Il apparaît en effet que dans un monde de plus en plus complexe, où les évolutions scientifiques, techniques, culturelles sont de plus en plus rapides, chaque individu sera amené à connaître différents changements au cours de sa vie (nomadisme professionnel, réactualisation permanente des connaissances et des compétences, adaptation à des environnements de travail eux-mêmes changeants…). Il doit donc développer des capacités d’adaptation et d’autonomie qui lui permettront de se réaliser et d’évoluer dans ce monde en perpétuelle mutation.

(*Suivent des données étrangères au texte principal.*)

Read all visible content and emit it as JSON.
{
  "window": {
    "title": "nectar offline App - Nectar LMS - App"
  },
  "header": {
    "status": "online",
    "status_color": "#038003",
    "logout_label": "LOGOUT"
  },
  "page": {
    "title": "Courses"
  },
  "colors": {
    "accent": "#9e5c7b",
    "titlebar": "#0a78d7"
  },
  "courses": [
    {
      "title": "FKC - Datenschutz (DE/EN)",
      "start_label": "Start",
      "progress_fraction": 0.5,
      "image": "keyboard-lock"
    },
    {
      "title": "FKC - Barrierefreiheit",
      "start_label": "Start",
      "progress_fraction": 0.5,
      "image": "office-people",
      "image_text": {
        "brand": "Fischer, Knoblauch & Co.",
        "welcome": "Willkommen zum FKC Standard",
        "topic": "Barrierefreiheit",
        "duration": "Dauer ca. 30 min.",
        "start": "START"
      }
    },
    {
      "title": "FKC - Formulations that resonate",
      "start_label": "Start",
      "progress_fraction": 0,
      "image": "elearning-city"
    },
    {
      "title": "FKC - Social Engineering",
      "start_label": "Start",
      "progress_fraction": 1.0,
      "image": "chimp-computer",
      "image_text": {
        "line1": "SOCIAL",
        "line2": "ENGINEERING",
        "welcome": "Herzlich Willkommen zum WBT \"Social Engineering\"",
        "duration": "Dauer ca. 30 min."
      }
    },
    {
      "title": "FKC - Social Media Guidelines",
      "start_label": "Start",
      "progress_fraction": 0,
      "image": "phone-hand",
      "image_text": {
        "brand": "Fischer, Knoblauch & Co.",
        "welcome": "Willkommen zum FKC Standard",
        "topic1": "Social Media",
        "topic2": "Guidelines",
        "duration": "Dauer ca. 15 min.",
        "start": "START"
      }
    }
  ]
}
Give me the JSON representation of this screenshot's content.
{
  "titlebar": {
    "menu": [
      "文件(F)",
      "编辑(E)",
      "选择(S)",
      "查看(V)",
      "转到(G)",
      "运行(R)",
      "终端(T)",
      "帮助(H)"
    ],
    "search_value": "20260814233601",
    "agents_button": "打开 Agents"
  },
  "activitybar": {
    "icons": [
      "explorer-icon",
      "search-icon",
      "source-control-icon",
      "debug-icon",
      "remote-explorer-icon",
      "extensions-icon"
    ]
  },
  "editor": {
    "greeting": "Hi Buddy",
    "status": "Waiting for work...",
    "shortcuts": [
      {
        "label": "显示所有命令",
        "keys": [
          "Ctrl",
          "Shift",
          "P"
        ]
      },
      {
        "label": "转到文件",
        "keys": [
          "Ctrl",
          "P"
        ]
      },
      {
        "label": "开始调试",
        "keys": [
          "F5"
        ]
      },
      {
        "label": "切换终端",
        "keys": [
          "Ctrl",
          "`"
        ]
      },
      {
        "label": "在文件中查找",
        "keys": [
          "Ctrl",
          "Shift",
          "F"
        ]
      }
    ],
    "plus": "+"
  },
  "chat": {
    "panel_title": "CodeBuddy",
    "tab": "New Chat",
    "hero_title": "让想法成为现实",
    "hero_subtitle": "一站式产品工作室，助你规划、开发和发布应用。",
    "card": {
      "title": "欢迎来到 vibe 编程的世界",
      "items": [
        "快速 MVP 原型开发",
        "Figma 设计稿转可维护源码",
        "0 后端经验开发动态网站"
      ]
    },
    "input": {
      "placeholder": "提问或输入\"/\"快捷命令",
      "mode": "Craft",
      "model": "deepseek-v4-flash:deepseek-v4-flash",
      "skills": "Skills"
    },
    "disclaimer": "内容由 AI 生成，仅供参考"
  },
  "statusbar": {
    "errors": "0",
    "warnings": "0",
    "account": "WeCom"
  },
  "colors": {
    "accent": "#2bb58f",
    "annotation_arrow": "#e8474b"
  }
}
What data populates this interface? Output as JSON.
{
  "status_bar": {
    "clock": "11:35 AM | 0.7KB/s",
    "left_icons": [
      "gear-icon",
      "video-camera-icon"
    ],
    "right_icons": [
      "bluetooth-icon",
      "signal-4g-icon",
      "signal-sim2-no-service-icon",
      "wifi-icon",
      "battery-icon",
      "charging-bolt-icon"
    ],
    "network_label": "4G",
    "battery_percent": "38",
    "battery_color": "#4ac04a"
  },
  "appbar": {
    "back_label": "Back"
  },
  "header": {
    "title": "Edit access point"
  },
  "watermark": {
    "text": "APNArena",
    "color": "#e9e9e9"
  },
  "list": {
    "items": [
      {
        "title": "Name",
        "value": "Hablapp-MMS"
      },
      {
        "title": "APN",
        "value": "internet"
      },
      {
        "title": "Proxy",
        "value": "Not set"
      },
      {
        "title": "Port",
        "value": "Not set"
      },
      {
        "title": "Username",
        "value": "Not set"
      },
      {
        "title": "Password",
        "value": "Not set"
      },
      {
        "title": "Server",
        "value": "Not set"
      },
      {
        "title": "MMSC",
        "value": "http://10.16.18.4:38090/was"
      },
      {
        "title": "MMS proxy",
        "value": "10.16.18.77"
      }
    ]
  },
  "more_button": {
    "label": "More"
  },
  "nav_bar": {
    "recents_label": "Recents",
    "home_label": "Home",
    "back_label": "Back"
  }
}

C’est un enjeu de l’école de répondre à cet impératif.
Est-il plus facile à introduire au primaire ou au secondaire ? Que change-t-il dans la posture de l’enseignant ?
Il est difficile de dire si le travail autonome est plus facile à introduire dans le primaire ou le secondaire. Ce qui est certain, c’est que la gestion du temps (une heure/une classe) et le cloisonnement disciplinaire qui caractérisent l’enseignement secondaire ont pu constituer un frein à son développement. Justement, les nouveaux dispositifs développés dans les années 90 avaient pour objectif de favoriser ce décloisonnement, en même temps qu’ils offraient des plages dans les emplois du temps des élèves favorisant le travail autonome. Mais ces dispositifs qui demandent une autre organisation du temps et de l’espace sont difficiles à gérer dans le quotidien d’un établissement lorsque de telles pratiques deviennent systématiques ; chronophages, bousculant les modus vivendi, ils ont aussi un coût (financier, besoins humains et matériels…).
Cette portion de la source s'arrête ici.